Думают только о том, как бы уберечь своего ребенка; этого недостаточно: нужно научить, чтобы он умел сохранять себя, когда станет взрослым, выносить удары рока, презирать избыток и нищету, жить, если придется, во льдах Исландии пли на раскаленном утесе Мальты11. Каких бы вы ни предпринимали предосторожностей, чтобы он не умер, ему придется все-таки умереть, и, если смерть его не была бы результатом ваших забот, последние были все-таки превратно направленными. Все дело не в том, чтобы помешать ему умереть, а в том, чтобы заставить его жить. А жить — это не значит дышать: это значит действовать, это значит пользоваться нашими органами, чувствами, способностями, всеми частями нашего существа, дающими нам сознание нашего бытия. Не тот человек больше всего жил, который может насчитать больше лет, а тот, кто больше всего чувствовал жизнь.

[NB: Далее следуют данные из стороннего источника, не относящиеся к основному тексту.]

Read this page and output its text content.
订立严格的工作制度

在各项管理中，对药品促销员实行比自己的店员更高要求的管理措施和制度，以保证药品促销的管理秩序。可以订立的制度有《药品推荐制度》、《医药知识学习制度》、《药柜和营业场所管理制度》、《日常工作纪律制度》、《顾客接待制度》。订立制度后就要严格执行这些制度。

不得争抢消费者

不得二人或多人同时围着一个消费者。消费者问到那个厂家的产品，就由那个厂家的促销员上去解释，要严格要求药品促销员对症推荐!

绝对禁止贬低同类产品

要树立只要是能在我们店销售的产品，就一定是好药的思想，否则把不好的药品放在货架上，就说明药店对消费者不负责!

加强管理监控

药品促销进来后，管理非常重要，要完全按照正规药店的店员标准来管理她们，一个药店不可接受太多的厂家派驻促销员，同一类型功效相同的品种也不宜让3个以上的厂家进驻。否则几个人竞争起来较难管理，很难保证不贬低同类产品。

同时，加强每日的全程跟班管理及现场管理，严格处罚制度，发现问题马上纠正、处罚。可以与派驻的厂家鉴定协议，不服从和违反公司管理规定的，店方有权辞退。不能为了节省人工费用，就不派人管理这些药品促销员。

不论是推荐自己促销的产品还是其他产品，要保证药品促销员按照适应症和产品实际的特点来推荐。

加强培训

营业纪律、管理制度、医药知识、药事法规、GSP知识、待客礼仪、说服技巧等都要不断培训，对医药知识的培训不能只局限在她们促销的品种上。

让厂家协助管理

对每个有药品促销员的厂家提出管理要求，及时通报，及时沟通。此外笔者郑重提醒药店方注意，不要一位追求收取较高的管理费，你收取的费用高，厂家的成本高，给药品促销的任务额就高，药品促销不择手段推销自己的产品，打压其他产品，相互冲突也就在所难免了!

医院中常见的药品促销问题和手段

Иного хоронят столетним старцем, а он умер в самом рождении. Ему выгоднее было сойти в могилу юношей, если бы он дожил хоть до юности.
Вся наша мудрость состоит в рабских предрассудках; все наши обычаи — не что иное, как подчинение, стеснение, принуждение. Человек-гражданин родится, живет и умирает в рабстве: при рождении его затягивают в свивальник, по смерти заколачивают в гроб; а пока он сохраняет человеческий образ, он скован нашими учреждениями.

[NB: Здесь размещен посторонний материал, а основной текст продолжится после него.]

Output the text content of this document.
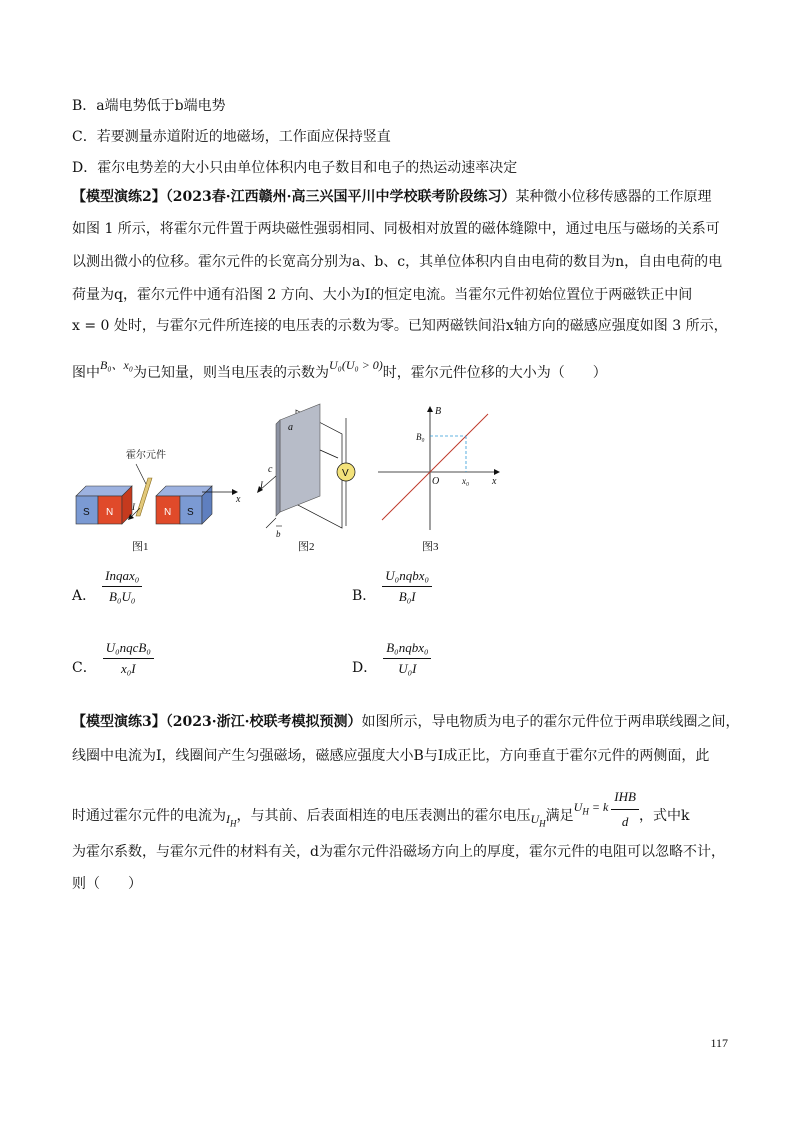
B．a端电势低于b端电势
C．若要测量赤道附近的地磁场，工作面应保持竖直
D．霍尔电势差的大小只由单位体积内电子数目和电子的热运动速率决定
【模型演练2】（2023春·江西赣州·高三兴国平川中学校联考阶段练习）某种微小位移传感器的工作原理
如图 1 所示，将霍尔元件置于两块磁性强弱相同、同极相对放置的磁体缝隙中，通过电压与磁场的关系可
以测出微小的位移。霍尔元件的长宽高分别为a、b、c，其单位体积内自由电荷的数目为n，自由电荷的电
荷量为q，霍尔元件中通有沿图 2 方向、大小为I的恒定电流。当霍尔元件初始位置位于两磁铁正中间
x = 0 处时，与霍尔元件所连接的电压表的示数为零。已知两磁铁间沿x轴方向的磁感应强度如图 3 所示，
图中B₀、x₀为已知量，则当电压表的示数为U₀(U₀ > 0)时，霍尔元件位移的大小为（　　）
霍尔元件
S N	N S
x
I
图1
a
c
I
b
V
图2
B
B₀
O	x₀ x
图3
A． $\frac{\text{Inqax₀}}{\text{B₀U₀}}$	B． $\frac{\text{U₀nqbx₀}}{\text{B₀I}}$
C． $\frac{\text{U₀nqcB₀}}{\text{x₀I}}$	D． $\frac{\text{B₀nqbx₀}}{\text{U₀I}}$
【模型演练3】（2023·浙江·校联考模拟预测）如图所示，导电物质为电子的霍尔元件位于两串联线圈之间，
线圈中电流为I，线圈间产生匀强磁场，磁感应强度大小B与I成正比，方向垂直于霍尔元件的两侧面，此
时通过霍尔元件的电流为 $I_H$
，与其前、后表面相连的电压表测出的霍尔电压 $U_H$
满足
$U_H = k \frac{\text{IHB}}{d}$ ，式中k
为霍尔系数，与霍尔元件的材料有关，d为霍尔元件沿磁场方向上的厚度，霍尔元件的电阻可以忽略不计，
则（　　）
117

Говорят, что многие повивальные бабки выправляют голову новорожденных детей, что придают ей более соответственную форму,— и это терпится! Наши головы, видите ли, дурно устроены Творцом нашего бытия: их приходится переделывать извне повивальным бабкам, изнутри философам. Карибы наполовину счастливее нас.

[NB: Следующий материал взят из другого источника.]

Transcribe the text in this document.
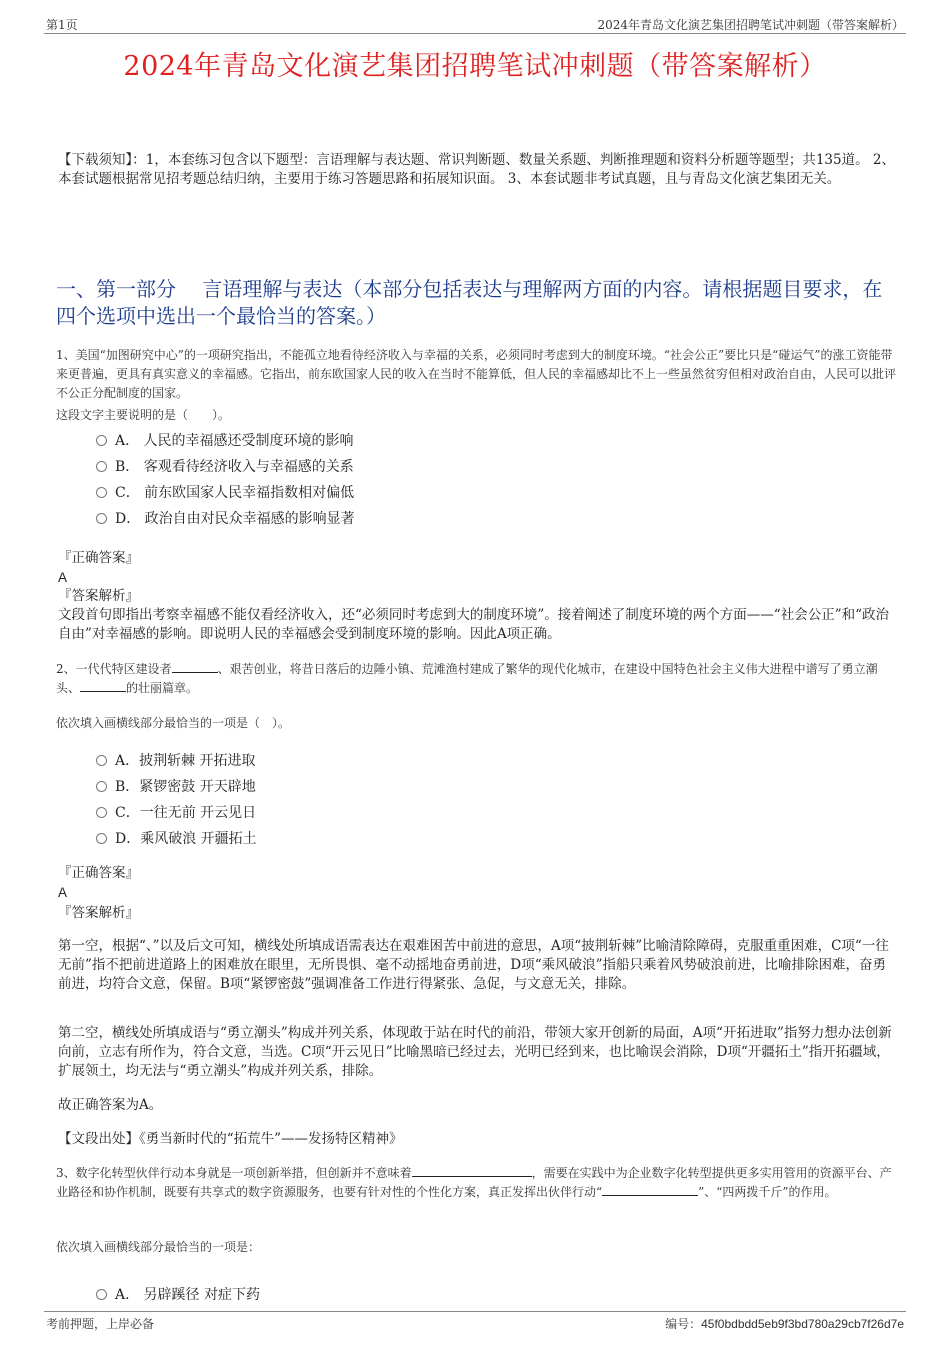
第1页	2024年青岛文化演艺集团招聘笔试冲刺题（带答案解析）
2024年青岛文化演艺集团招聘笔试冲刺题（带答案解析）
【下载须知】：1，本套练习包含以下题型：言语理解与表达题、常识判断题、数量关系题、判断推理题和资料分析题等题型；共135道。 2、本套试题根据常见招考题总结归纳，主要用于练习答题思路和拓展知识面。 3、本套试题非考试真题，且与青岛文化演艺集团无关。
一、第一部分　 言语理解与表达（本部分包括表达与理解两方面的内容。请根据题目要求，在四个选项中选出一个最恰当的答案。）
1、美国“加图研究中心”的一项研究指出，不能孤立地看待经济收入与幸福的关系，必须同时考虑到大的制度环境。“社会公正”要比只是“碰运气”的涨工资能带来更普遍，更具有真实意义的幸福感。它指出，前东欧国家人民的收入在当时不能算低，但人民的幸福感却比不上一些虽然贫穷但相对政治自由，人民可以批评不公正分配制度的国家。
这段文字主要说明的是（　　）。
A． 人民的幸福感还受制度环境的影响
B． 客观看待经济收入与幸福感的关系
C． 前东欧国家人民幸福指数相对偏低
D． 政治自由对民众幸福感的影响显著
『正确答案』
A
『答案解析』
文段首句即指出考察幸福感不能仅看经济收入，还“必须同时考虑到大的制度环境”。接着阐述了制度环境的两个方面——“社会公正”和“政治自由”对幸福感的影响。即说明人民的幸福感会受到制度环境的影响。因此A项正确。
2、一代代特区建设者	、艰苦创业，将昔日落后的边陲小镇、荒滩渔村建成了繁华的现代化城市，在建设中国特色社会主义伟大进程中谱写了勇立潮头、	的壮丽篇章。
依次填入画横线部分最恰当的一项是（　）。
A．披荆斩棘 开拓进取
B．紧锣密鼓 开天辟地
C．一往无前 开云见日
D．乘风破浪 开疆拓土
『正确答案』
A
『答案解析』
第一空，根据“、”以及后文可知，横线处所填成语需表达在艰难困苦中前进的意思，A项“披荆斩棘”比喻清除障碍，克服重重困难，C项“一往无前”指不把前进道路上的困难放在眼里，无所畏惧、毫不动摇地奋勇前进，D项“乘风破浪”指船只乘着风势破浪前进，比喻排除困难，奋勇前进，均符合文意，保留。B项“紧锣密鼓”强调准备工作进行得紧张、急促，与文意无关，排除。
第二空，横线处所填成语与“勇立潮头”构成并列关系，体现敢于站在时代的前沿，带领大家开创新的局面，A项“开拓进取”指努力想办法创新向前，立志有所作为，符合文意，当选。C项“开云见日”比喻黑暗已经过去，光明已经到来，也比喻误会消除，D项“开疆拓土”指开拓疆域，扩展领土，均无法与“勇立潮头”构成并列关系，排除。
故正确答案为A。
【文段出处】《勇当新时代的“拓荒牛”——发扬特区精神》
3、数字化转型伙伴行动本身就是一项创新举措，但创新并不意味着	，需要在实践中为企业数字化转型提供更多实用管用的资源平台、产业路径和协作机制，既要有共享式的数字资源服务，也要有针对性的个性化方案，真正发挥出伙伴行动“	”、“四两拨千斤”的作用。
依次填入画横线部分最恰当的一项是：
A． 另辟蹊径 对症下药
考前押题，上岸必备	编号：45f0bdbdd5eb9f3bd780a29cb7f26d7e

«Едва ребенок вышел из чрева матери, едва получил свободу двигать и расправлять свои члены, как на него налагают новые узы. Его спеленывают, укладывают с неподвижною головою, с вытянутыми ногами, с уложенными вдоль тела руками: он завернут во всякого рода пеленки и перевязки, которые не позволяют ему изменить положение. Счастье его, если он не стянут до того, что нельзя дышать, и если догадались положить его на бок, чтобы мокроты, которые должны выходить ртом, могли стекать сами собою: иначе он не имел бы возможности повернуть голову на бок, чтобы способствовать их стоку»*.
* [Бюффон]. Естественная история, т. IV12.
Новорожденный ребенок имеет потребность протягивать и двигать свои члены, чтобы вывести их из онемения, в котором они так долго оставались, будучи собранными в клубок. Их, правда, вытягивают, но зато мешают им двигаться; даже голову закутывают в чепчик: подумаешь, люди боятся, как бы ребенок не подал признака жизни.
Таким образом, импульс внутренних частей тела, стремящегося к росту, встречает непреодолимое препятствие для потребных ему движений. Дитя непрерывно делает бесполезные усилия, которые истощают его силы или замедляют их развитие. В сорочке13 он был менее сжат, менее стеснен, менее сдавлен, чем теперь в пеленках; я не вижу, что он выиграл своим рождением.
Бездействие, принужденное состояние, в котором держат члены ребенка, только стесняет обращение крови и соков, мешает ребенку крепнуть и расти и уродует его телосложение. В местностях, где не принимают этих сумасбродных предосторожностей, люди все рослы, сильны, хорошо сложены*. Страны, где закутывают детей в пеленки, кишат горбатыми, хромыми, косолапыми, кривоногими, рахитиками, людьми, изуродованными на все лады. Из боязни, чтобы тело не обезобразилось от свободных движений, спешат обезобразить его укладыванием в тиски. Ребенка охотно сделали бы паралитиком, чтобы помешать ему стать уродливым. Столь жестокое принуждение может ли остаться без влияния на нрав и темперамент детей? Их первое чувство — чувство боли и муки: все движения, в которых они имеют потребность, встречают одно препятствие; будучи более несчастными, чем преступник в оковах, они делают тщетные усилия, раздражаются, кричат. Вы говорите, что первые звуки, ими издаваемые,— это плач? Охотно верю: вы досаждаете им с самого рождения; первыми дарами, которые они получают от вас, бывают цепи; первыми приемами обращения с ними оказываются мучения. Если они ничего не имеют свободным, кроме голоса, как же не пользоваться им для жалоб? Они кричат от страдания, которое вы им причиняете; если бы вас так спутали, вы кричали бы громче их.
Откуда идет этот безрассудный обычай? От противной природе привычки. С тех пор как матери, пренебрегая своего первою обязанностью, не захотели больше кормить детей своих, пришлось доверять их наемным женщинам; а последние, очутившись таким образом матерями чужих детей, к которым природа не внушала им никакого чувства, старались лишь о том, чтобы избавить себя от труда. За ребенком, оставленным на свободе, нужен был бы беспрестанный надзор; но когда он крепко связан, его бросают в угол, не смущаясь его криками. Лишь бы не было доказательств небрежности кормилицы, лишь бы питомец не сломал руки или ноги, а то какая, в самом деле, важность, что он погибнет или останется хилым на всю жизнь? Члены сохранены за счет тела — и кормилица права, чтобы там ни случилось.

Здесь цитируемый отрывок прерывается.